In election coverage in 2018, he called Sheikh Hasina an “iron lady”, which is a pejorative by Western standards reserved for authoritarian leaders, but he twisted the term as a badge of honour. “She’s developed a strong persona as an iron lady after her fierce response to a 2016 attack by radical Islamists on a cafe in Dhaka’s diplomatic quarter,” he wrote.

In another story, he wrote about how Hasina was courting votes by promising development. Alam concluded the story with Hasina’s quote urging people “to be brave” and go to polls as if the opposition was obstructing people from exercising votes.

In reality, the Awami League ended up “winning” more than 95% of the seats in an election that The Washington Post compared to North Korean and Syrian ones: Many of the polling stations saw close to 100% voter turnout, the likely result of intense vote rigging.

For his post-election report, instead of focusing on credible allegations of election manipulation, Alam was quick to write about an outpouring of support from the international community for the Sheikh Hasina government. “Congratulatory messages are flowing to Bangladesh Prime Minister-elect Sheikh Hasina,” he wrote, describing how leaders from Saudi Arabia to Bhutan were lauding her on winning the third straight term in power.

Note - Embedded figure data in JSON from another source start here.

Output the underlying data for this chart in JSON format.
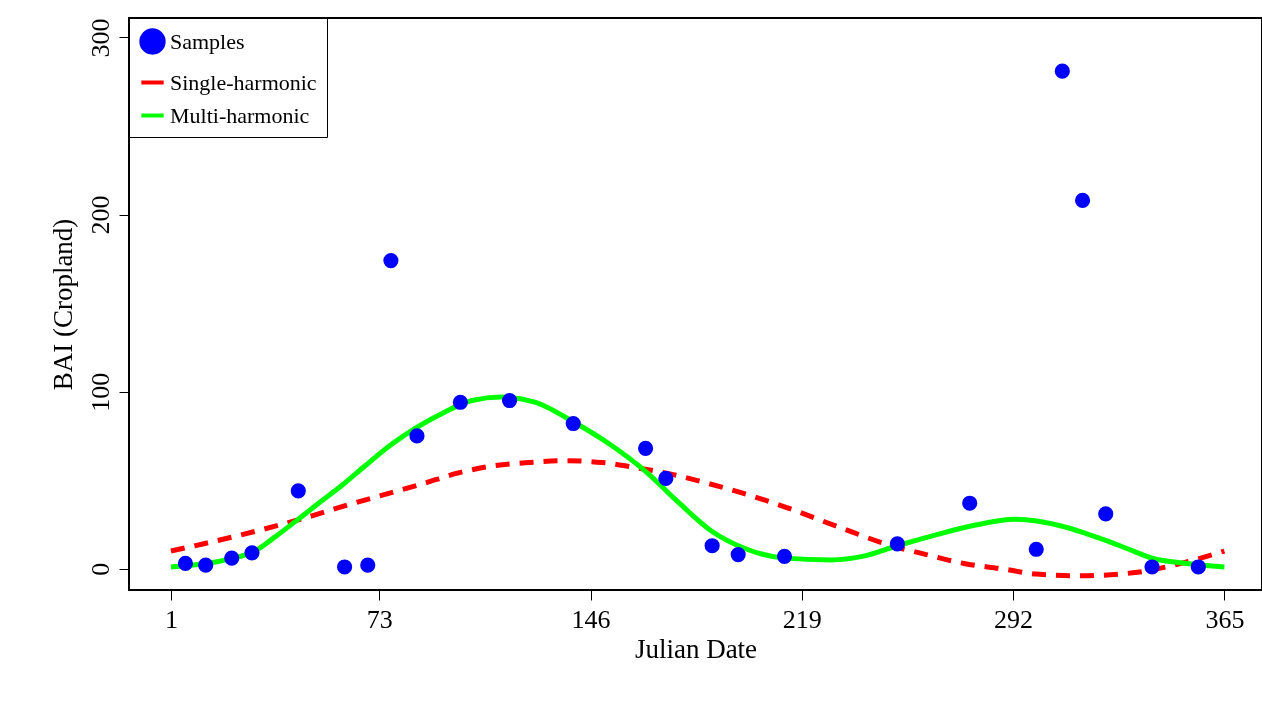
{
  "chart_data": {
    "type": "scatter",
    "xlabel": "Julian Date",
    "ylabel": "BAI (Cropland)",
    "xlim": [
      -13.5,
      378
    ],
    "ylim": [
      -12,
      311
    ],
    "xticks": [
      1,
      73,
      146,
      219,
      292,
      365
    ],
    "yticks": [
      0,
      100,
      200,
      300
    ],
    "grid": false,
    "legend": "top left",
    "series": [
      {
        "name": "Samples",
        "marker": "circle",
        "color": "#0000ff",
        "x": [
          6,
          13,
          22,
          29,
          45,
          61,
          69,
          77,
          86,
          101,
          118,
          140,
          165,
          172,
          188,
          197,
          213,
          252,
          277,
          300,
          309,
          316,
          324,
          340,
          356
        ],
        "values": [
          3,
          2,
          6,
          9,
          44,
          1,
          2,
          174,
          75,
          94,
          95,
          82,
          68,
          51,
          13,
          8,
          7,
          14,
          37,
          11,
          281,
          208,
          31,
          1,
          1
        ]
      },
      {
        "name": "Single-harmonic",
        "type": "line",
        "marker": "none",
        "line_style": "dashed",
        "color": "#ff0000",
        "x": [
          1,
          12,
          25,
          50,
          62,
          75,
          88,
          100,
          112,
          125,
          137,
          150,
          162,
          175,
          187,
          200,
          213,
          231,
          250,
          262,
          275,
          288,
          300,
          315,
          335,
          350,
          365
        ],
        "values": [
          10,
          14,
          19,
          30,
          36,
          42,
          48,
          54,
          58,
          60,
          61,
          60,
          57,
          53,
          48,
          42,
          35,
          24,
          13,
          8,
          3,
          0,
          -3,
          -4,
          -2,
          3,
          10
        ]
      },
      {
        "name": "Multi-harmonic",
        "type": "line",
        "marker": "none",
        "line_style": "solid",
        "color": "#00ff00",
        "x": [
          1,
          20,
          30,
          37,
          45,
          52,
          60,
          68,
          77,
          95,
          105,
          115,
          127,
          140,
          152,
          165,
          176,
          188,
          200,
          213,
          229,
          240,
          252,
          265,
          277,
          293,
          309,
          317,
          324,
          332,
          340,
          352,
          365
        ],
        "values": [
          1,
          5,
          10,
          18,
          28,
          37,
          47,
          58,
          70,
          88,
          95,
          97,
          94,
          83,
          71,
          55,
          38,
          21,
          11,
          6,
          5,
          7,
          13,
          19,
          24,
          28,
          24,
          20,
          16,
          11,
          6,
          3,
          1
        ]
      }
    ]
  }
}
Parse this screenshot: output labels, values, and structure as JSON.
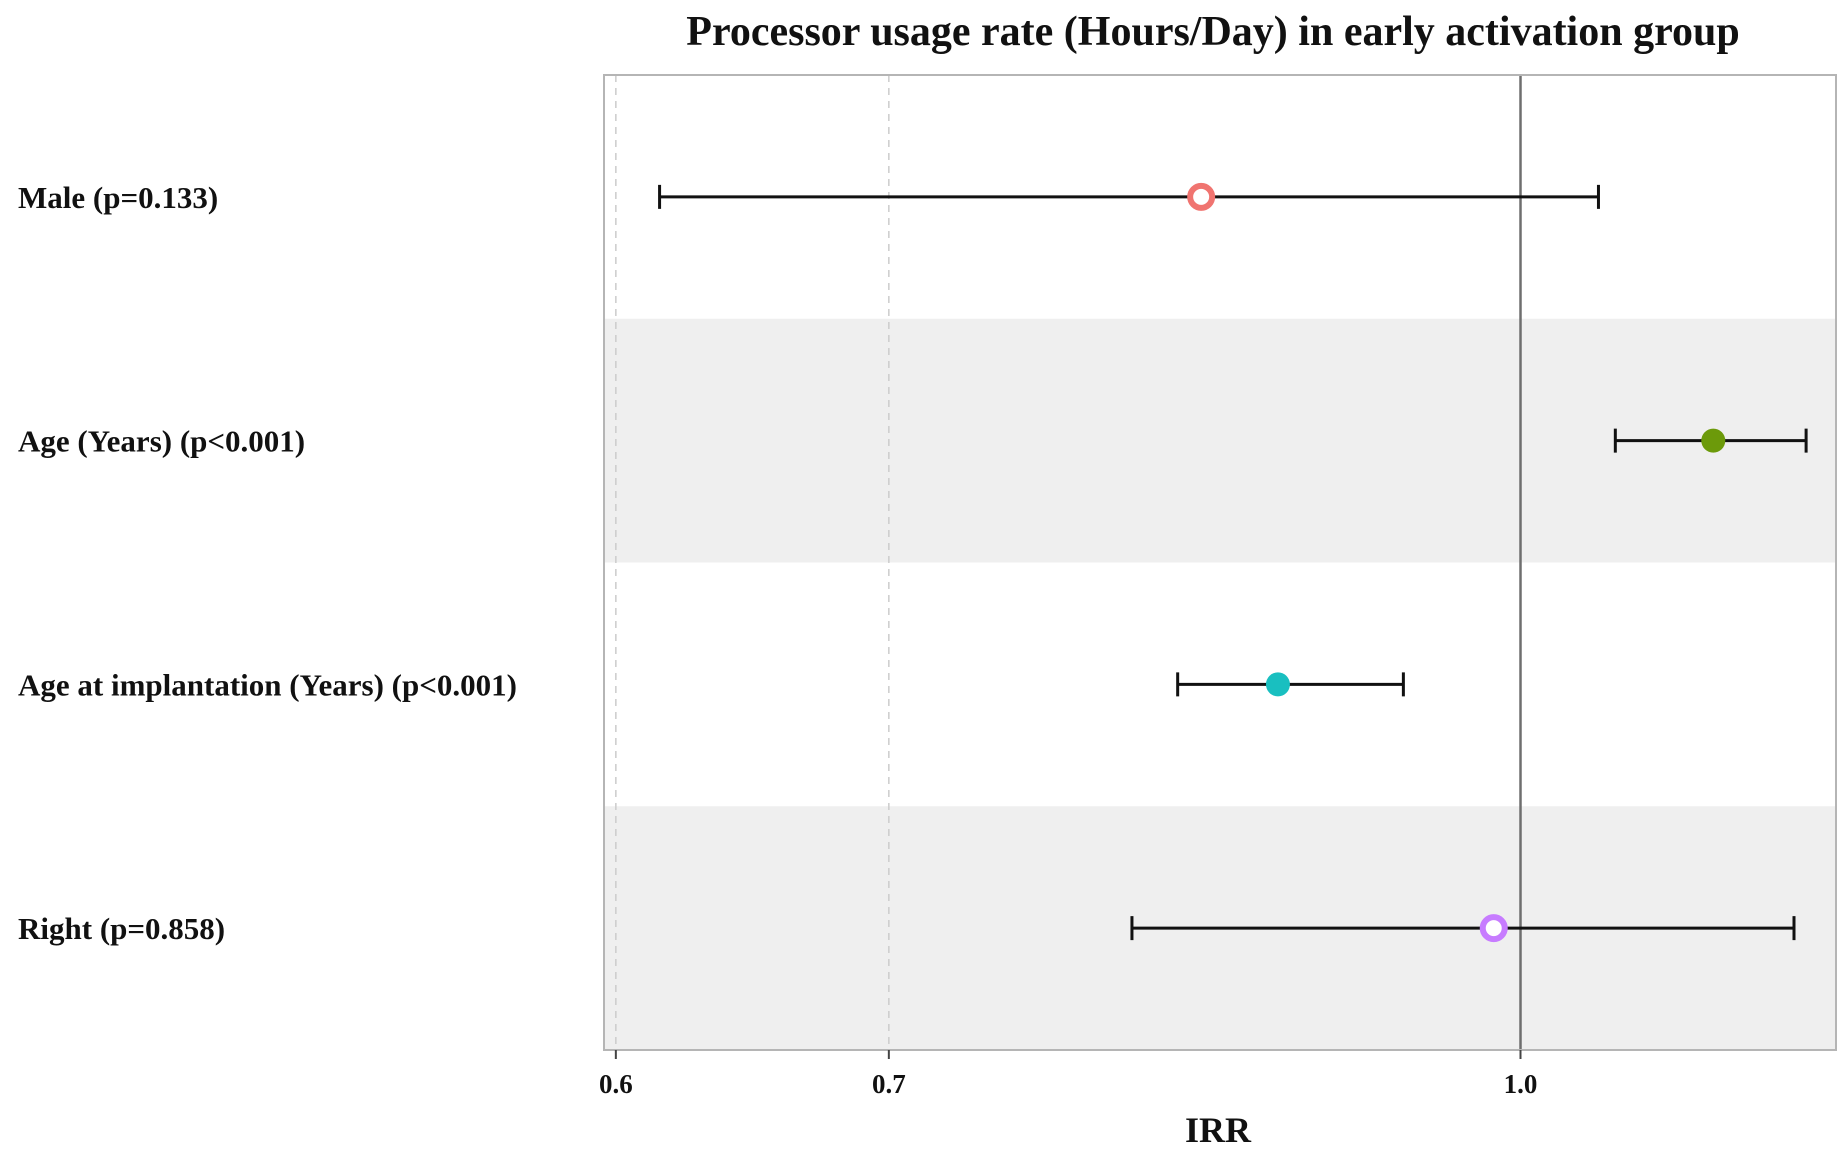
{
  "chart_data": {
    "type": "forest",
    "title": "Processor usage rate (Hours/Day) in early activation group",
    "xlabel": "IRR",
    "x_scale": "log",
    "xlim": [
      0.596,
      1.195
    ],
    "x_ticks": [
      {
        "value": 0.6,
        "label": "0.6"
      },
      {
        "value": 0.7,
        "label": "0.7"
      },
      {
        "value": 1.0,
        "label": "1.0"
      }
    ],
    "reference_line": 1.0,
    "grid": "dashed vertical minor lines at 0.6 and 0.7",
    "row_band_colors": [
      "#ffffff",
      "#efefef"
    ],
    "rows": [
      {
        "label": "Male (p=0.133)",
        "estimate": 0.835,
        "lower": 0.615,
        "upper": 1.045,
        "color": "#f07470",
        "marker": "hollow"
      },
      {
        "label": "Age (Years) (p<0.001)",
        "estimate": 1.115,
        "lower": 1.055,
        "upper": 1.175,
        "color": "#6c9a0a",
        "marker": "filled"
      },
      {
        "label": "Age at implantation (Years) (p<0.001)",
        "estimate": 0.872,
        "lower": 0.824,
        "upper": 0.936,
        "color": "#19bfc0",
        "marker": "filled"
      },
      {
        "label": "Right (p=0.858)",
        "estimate": 0.985,
        "lower": 0.803,
        "upper": 1.167,
        "color": "#c77cff",
        "marker": "hollow"
      }
    ]
  }
}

That was aligned with the ruling party talking points at the time — that these congratulatory messages showed the newly elected government was perfectly accepted by the international community, negating Western reservations about the credibility of the election.

In this story, too, Alam let Sheikh Hasina have the final say.

“She dismissed questions about the fairness of the vote and said it was a “very peaceful election”,” he wrote. ●

UPDATE: The story was updated to fix styling and editing errors and attach an additional photo – of a business card – following the 24th paragraph.